Iraqi Voters Start Casting Their Ballots
This article is from the archive of The New York Sun before the launch of its new website in 2022. The Sun has neither altered nor updated such articles but will seek to correct any errors, mis-categorizations or other problems introduced during transfer.

AMMAN, Jordan – Hundreds of thousands of Iraqi expatriates voting in 15 countries around the globe in parliamentary elections yesterday said they want stability and an end to the violence in Iraq. But their ideas of how to get there were as divided as their communities back home.
Sunni Arab, Shiite, and Kurdish concerns were reflected among many of the Iraqis living in neighboring countries, Europe, and America. Voters came from all stages of their country’s stormy past – those who fled Saddam Hussein’s regime, others who left amid the 2003 American-led invasion or took refuge abroad from the relentless bloodshed that followed.
A Sunni Arab voting in the Jordanian capital, Amman, Iyad al-Iraqi, 22, said he hoped the elections would bring more “Muslim Arabs” to power.
“We hated living under Saddam, but at least it was safer then. Give us a thousand like Saddam, but not a single American to rule us,” he said.
Sunnis at home and abroad largely shunned January 30 elections for an interim parliament that wrote the nation’s constitution – Iraq’s first free vote in decades. The result was a legislature dominated by members of the Shiite Muslim majority and the strong Kurdish minority.
This time Sunnis in Iraq were pressing for a strong turnout to build their numbers in the 275-member legislature – and the response in predominantly Sunni Jordan and Syria suggested the communities there were answering the call.
Voting also appeared heavy among Iraqis in mainly Shiite Iran, a close ally of the Shiite parties that control the current government in Baghdad. Hundreds lined up at a polling station in southern Tehran to cast ballots.
In a center of Shiite religious studies, Qom, Iraqis – most of them clerics studying at seminaries – also converged at polling stations, the official Islamic Republic News Agency said.
A group of 50 Kurdish men traveled by bus to London from the English town of Ipswich, waving Kurdish flags and singing nationalist songs at a polling center. “We want to see Kurdistan become independent,” a 28-year-old factory worker, Dilzar Muhamad, said. “We don’t worry about what will happen to the Arabic people in the rest of Iraq, or about Turkey or Iran, for that matter.”
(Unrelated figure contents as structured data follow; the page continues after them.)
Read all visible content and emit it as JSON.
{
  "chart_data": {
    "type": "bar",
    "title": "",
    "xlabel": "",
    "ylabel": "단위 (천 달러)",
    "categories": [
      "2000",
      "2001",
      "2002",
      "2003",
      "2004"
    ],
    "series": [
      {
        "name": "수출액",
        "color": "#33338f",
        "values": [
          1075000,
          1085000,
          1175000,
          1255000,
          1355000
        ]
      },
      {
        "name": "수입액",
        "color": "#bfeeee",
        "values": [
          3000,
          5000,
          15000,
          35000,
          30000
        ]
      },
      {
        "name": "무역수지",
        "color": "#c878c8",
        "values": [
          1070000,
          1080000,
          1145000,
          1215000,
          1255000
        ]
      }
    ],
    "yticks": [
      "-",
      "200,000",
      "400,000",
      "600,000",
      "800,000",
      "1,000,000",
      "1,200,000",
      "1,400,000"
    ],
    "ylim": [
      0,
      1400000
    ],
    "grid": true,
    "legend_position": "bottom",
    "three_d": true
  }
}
About 1.5 million Iraqis living abroad are eligible to vote at polling centers in 15 countries, including America and Canada. Yesterday was the first of three days of expatriate voting, while Iraqis at home will go to the polls on Thursday.
In Syria, home to 400,000 Iraqis, thousands flocked to 11 polling stations across the country. The supervisor of one polling center in Damascus, Hayel Youhana, declined to give figures but said the turnout “surpassed our expectations.”
A Baghdad native who has lived in Damascus for the past 18 months, Talal Shawkat, 55, said: “I want to vote because I see the process as free and honest.”
In Zarqa, Jordan, the hometown of Iraq’s most feared terror leader, Abu Musab al-Zarqawi, Iraqis turned up at polling stations despite a statement issued hours earlier on the Internet by Mr. al-Zarqawi’s Al Qaeda in Iraq and four other militant groups branding the polls a “satanic project” that violated God’s law.
“What they say is bogus,” Hamed Al-Nasseri, 56, shouted outside a polling station in an industrial city 20 miles northeast of Amman, Zarqa. “I’m voting to challenge these militants, to have a strong parliament and government that would restrain these outlaws.”
An Iraqi social worker whose son was kidnapped briefly by criminals after the American-led invasion, Baha’a El din, 53, said in Amman that he hoped the polls will put an end to “sectarianism and tribalism” and allow for safer conditions “so we can return to our country and live in peace.”
Haidar Al Latif drove 10 hours in a rented car from South Dakota to a polling place in suburban Chicago.
“This is the first time I had the opportunity to vote,” Mr. Al Latif, 34, who works as a mason in Sioux Falls, said. He said a snowstorm prevented him from making the trip in January.
Campaign posters also dotted polling stations across Europe.
In Denmark, Soran Abul-Aziz spent the night outside a polling station in a sleeping bag. He said he wanted to be the first one to cast his ballot.
“I am very happy. I hope Iraq soon will become a democratic country like Denmark,” he said, sporting a red Santa hat.
The countries hosting the vote were chosen because they had the largest concentrations of Iraqis: Australia, America, Britain, Canada, Denmark, France, Germany, Austria, Iran, Jordan, the Netherlands, Sweden, Syria, Turkey, and United Arab Emirates.